A Copa das Confederações é, segundo a hegemônica Fifa, um
evento teste que mostra ao mundo as condições de determinado país-sede de
organizar evento “tão importante”. Ao que parece, com o Manifesto ganhando
corpo em todas as capitais, tão importante quanto os jogos entre seleções será
mostrar ao planeta que somos um país pensante, crítico e, a partir de agora,
intolerantes. Intolerantes, e não vândalos. Sabemos distinguir a importância de
um bilionário estádio Mané Garrincha no meio do Nada Central e a insuficiência
das políticas públicas nacionais para atender, sequer, os candangos que
construíram a capital federal com uma vida digna. A mesma Brasília desfigurada
por favelas que assombram a paisagem urbana projetada pelo comunista Oscar
Niemeyer, comprovação da desigualdade que assola não somente, SP, RJ, RS, PR e
SC, mas o próprio Distrito Federal, no berço do governo do PT.
Vamos depender, daqui por diante, de uma compreensão da sociedade como um todo
sobre os reais motivos que levam o povo às ruas. A resposta tem vindo e de
maneiras discretas e sucintas, porém importantíssimas. Que o diga José Luiz
Datena e a Band subserviente da Globo, cujo Brasil Urgente quebrou as pernas,
ao vivo, nessa quinta-feira, 13 de junho. Crente de que a enquete sobre o que o
telespectador achava do manifesto em transcurso na capital paulista naquele
momento mostraria uma audiência contrária ao Passe Livre, o apresentador
engoliu a seco que quase o dobro de telespectadores era a favor do protesto.
Produção e apresentador, então, mudaram a construção de sentidos da pergunta e
a recolocaram no ar, na estaca zero. Na nova votação, apoio massacrante ao
protesto novamente, o que fez Datena render-se ao falido discurso de que “o
povo realmente está revoltado”. A enquete foi, então, definitivamente retirada do ar.
Foto: Reprodução/TV Bandeirantes
Na primeira enquete, Datena busca votos contra o protesto: não consegue.
Foto: Reprodução/TV Bandeirantes
Na segunda enquete a produção do Brasil Urgente adiciona "protesto com BADERNA"
na pergunta e amarga votação ainda maior a favor do manifesto: enquete é retirada do ar.
Mudamos, sim, nosso modo de entender o mundo.

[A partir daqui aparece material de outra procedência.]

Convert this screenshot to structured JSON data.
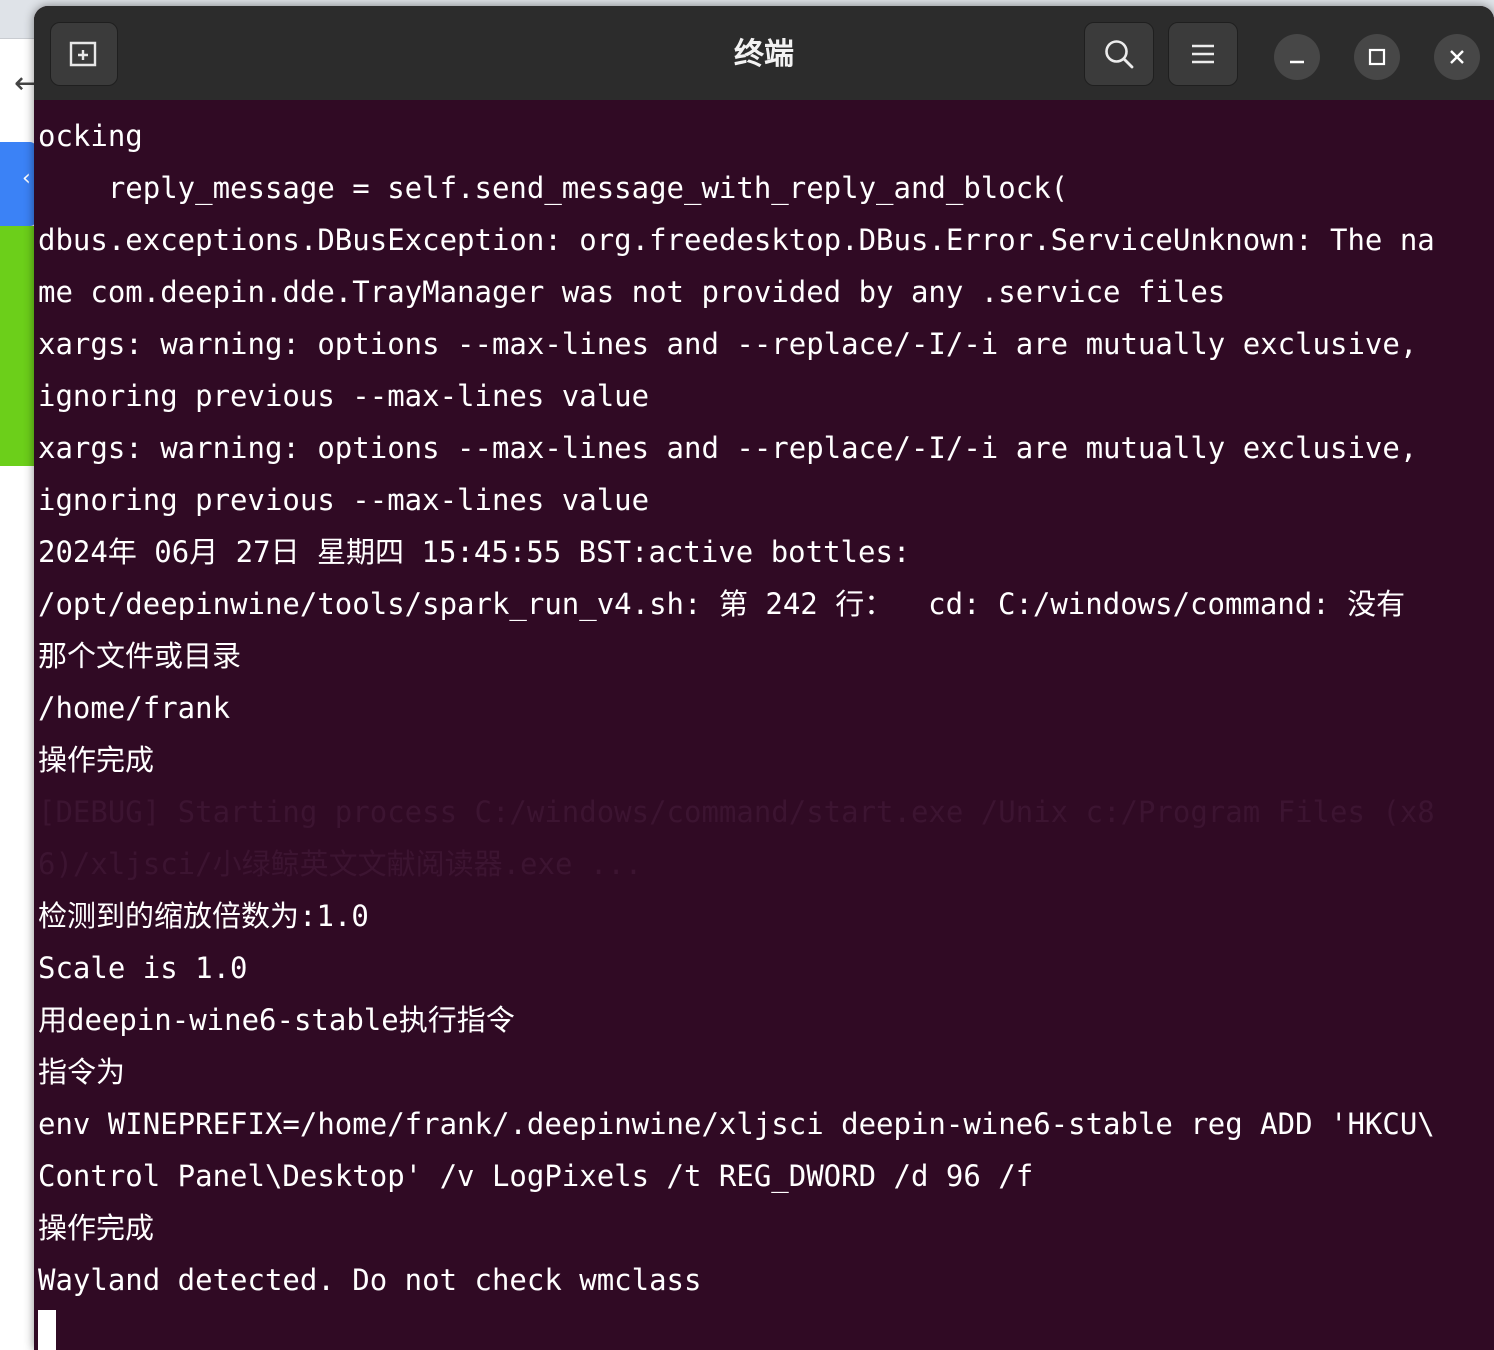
{
  "window": {
    "title": "终端"
  },
  "icons": {
    "new_tab": "new-tab-icon",
    "search": "search-icon",
    "menu": "hamburger-menu-icon",
    "minimize": "minimize-icon",
    "maximize": "maximize-icon",
    "close": "close-icon"
  },
  "colors": {
    "terminal_bg": "#300a24",
    "headerbar_bg": "#2c2c2c",
    "text": "#ffffff",
    "faded_text": "#3c1431"
  },
  "terminal": {
    "lines": [
      {
        "text": "ocking",
        "dim": false
      },
      {
        "text": "    reply_message = self.send_message_with_reply_and_block(",
        "dim": false
      },
      {
        "text": "dbus.exceptions.DBusException: org.freedesktop.DBus.Error.ServiceUnknown: The na",
        "dim": false
      },
      {
        "text": "me com.deepin.dde.TrayManager was not provided by any .service files",
        "dim": false
      },
      {
        "text": "xargs: warning: options --max-lines and --replace/-I/-i are mutually exclusive,",
        "dim": false
      },
      {
        "text": "ignoring previous --max-lines value",
        "dim": false
      },
      {
        "text": "xargs: warning: options --max-lines and --replace/-I/-i are mutually exclusive,",
        "dim": false
      },
      {
        "text": "ignoring previous --max-lines value",
        "dim": false
      },
      {
        "text": "2024年 06月 27日 星期四 15:45:55 BST:active bottles:",
        "dim": false
      },
      {
        "text": "/opt/deepinwine/tools/spark_run_v4.sh: 第 242 行：  cd: C:/windows/command: 没有",
        "dim": false
      },
      {
        "text": "那个文件或目录",
        "dim": false
      },
      {
        "text": "/home/frank",
        "dim": false
      },
      {
        "text": "操作完成",
        "dim": false
      },
      {
        "text": "[DEBUG] Starting process C:/windows/command/start.exe /Unix c:/Program Files (x8",
        "dim": true
      },
      {
        "text": "6)/xljsci/小绿鲸英文文献阅读器.exe ...",
        "dim": true
      },
      {
        "text": "检测到的缩放倍数为:1.0",
        "dim": false
      },
      {
        "text": "Scale is 1.0",
        "dim": false
      },
      {
        "text": "用deepin-wine6-stable执行指令",
        "dim": false
      },
      {
        "text": "指令为",
        "dim": false
      },
      {
        "text": "env WINEPREFIX=/home/frank/.deepinwine/xljsci deepin-wine6-stable reg ADD 'HKCU\\",
        "dim": false
      },
      {
        "text": "Control Panel\\Desktop' /v LogPixels /t REG_DWORD /d 96 /f",
        "dim": false
      },
      {
        "text": "操作完成",
        "dim": false
      },
      {
        "text": "Wayland detected. Do not check wmclass",
        "dim": false
      }
    ]
  }
}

Mas, para
colocar em prática esse jeito de comprovar a insatisfação, continuamos lançando
olhar a partir do que o falido discurso midiático de estabelecimento da ordem
impõe. Basta rever a maneira como o protesto de ontem foi noticiado no Jornal
Nacional, da Globo, depois no Jornal da Globo e, enfim, nos Bom Dias São Paulo
e Brasil. A emissora com um discurso, mas seus repórteres, no front, com outro
discurso, tendo de encarar policiais com literalmente sangue nos olhos. Sonho eu, com utopia, ter acesso, um dia, ao conteúdo integral do que foi registrado, por
exemplo, pelo repórter Fábio Turci.
Ou mudamos, primeiro, o jeito de entender esse filtro de
interpretação sobre os fatos ou continuaremos acreditando que em Istambul, na
Turquia, a revolução está começando porque pura e simplesmente não se quer que
uma árvore dê lugar a um shopping center. Porque dessa forma a notícia não tem
de chegar escrita, mas, sim, acompanhada de desenho que a ilustre.
*Professor universitário, historiador e jornalista, é mestre
em Ciências da Comunicação pela ECA/USP.